20 Mark Kaiserreich Nach-, bzw. Neuprägungen ???

  • N´Abend,


    es gab zu keiner Zeit OFFIZIELLE Neu- oder Nachprägungen (anders als in Österreich). Von wem auch ??


    Primitive Fälschungen erkennt man - wenn nicht schon bei Gewicht und Abmaßen - sehr oft an der fehlenden Umschrift.
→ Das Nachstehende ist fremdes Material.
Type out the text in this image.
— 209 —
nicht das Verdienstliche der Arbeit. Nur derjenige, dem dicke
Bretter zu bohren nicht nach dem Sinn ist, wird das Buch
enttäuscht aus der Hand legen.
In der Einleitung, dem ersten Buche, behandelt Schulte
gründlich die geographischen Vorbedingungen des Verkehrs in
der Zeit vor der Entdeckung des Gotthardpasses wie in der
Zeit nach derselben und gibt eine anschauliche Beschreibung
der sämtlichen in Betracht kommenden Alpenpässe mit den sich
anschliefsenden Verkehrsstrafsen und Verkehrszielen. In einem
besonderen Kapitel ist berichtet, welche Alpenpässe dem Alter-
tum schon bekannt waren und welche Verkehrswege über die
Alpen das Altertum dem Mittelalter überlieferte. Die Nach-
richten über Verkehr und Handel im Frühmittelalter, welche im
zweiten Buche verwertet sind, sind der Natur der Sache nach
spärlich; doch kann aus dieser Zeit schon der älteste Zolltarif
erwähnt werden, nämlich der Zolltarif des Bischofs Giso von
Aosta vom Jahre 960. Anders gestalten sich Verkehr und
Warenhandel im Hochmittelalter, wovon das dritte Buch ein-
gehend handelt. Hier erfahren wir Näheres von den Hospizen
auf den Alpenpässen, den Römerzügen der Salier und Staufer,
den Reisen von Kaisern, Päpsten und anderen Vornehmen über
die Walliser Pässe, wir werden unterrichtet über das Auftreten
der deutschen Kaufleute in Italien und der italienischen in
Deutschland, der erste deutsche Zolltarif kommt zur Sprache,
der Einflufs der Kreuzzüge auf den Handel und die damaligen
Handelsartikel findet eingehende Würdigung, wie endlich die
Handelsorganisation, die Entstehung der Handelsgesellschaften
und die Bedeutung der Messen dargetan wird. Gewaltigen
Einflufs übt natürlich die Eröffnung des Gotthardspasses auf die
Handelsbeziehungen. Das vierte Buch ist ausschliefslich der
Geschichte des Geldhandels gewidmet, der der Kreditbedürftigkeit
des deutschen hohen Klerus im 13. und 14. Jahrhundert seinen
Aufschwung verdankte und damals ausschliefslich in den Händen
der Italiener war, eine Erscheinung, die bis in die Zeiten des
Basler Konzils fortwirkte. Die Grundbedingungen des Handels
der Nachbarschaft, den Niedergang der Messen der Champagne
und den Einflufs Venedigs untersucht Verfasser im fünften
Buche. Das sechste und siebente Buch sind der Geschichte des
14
    Bei Schmidt/Hausmann-Fälschungen braucht man schon etwas mehr Erfahrung. Das ist schon mal im emuenzenforum recht ausführlich diskutiert worden. Demnächst soll auch ein Buch zu Münzfälschungen erscheinen.


    Gruß
    cabrito

  • Leider muß man heute bei jeder Münze, die einen gewissen Wert darstellt, davon ausgehen, daß sie gefälscht sein könnte. Mittlerweile werden schon Silbermünzen aus der Weimarer Republik gefälscht! Bei den geringen Lohnkosten in Bulgarien oder Rumänien ist selbst im mittleren Preissegment ein lohnendes Geschäft.
    Noch schlimmer ist es bei asiatischen Münzen. Neulich habe ich ein Foto zweier chinesischer Silbermünzen gesehen, die sogar exakt die gleichen Kratzer aufwiesen, dh. die Kratzer des ursprünglichen Originals wurden gleich mitgeprägt! Dann noch husch, husch ein bischen künstliche Patina drauf und ab nach Europa oder in die USA damit.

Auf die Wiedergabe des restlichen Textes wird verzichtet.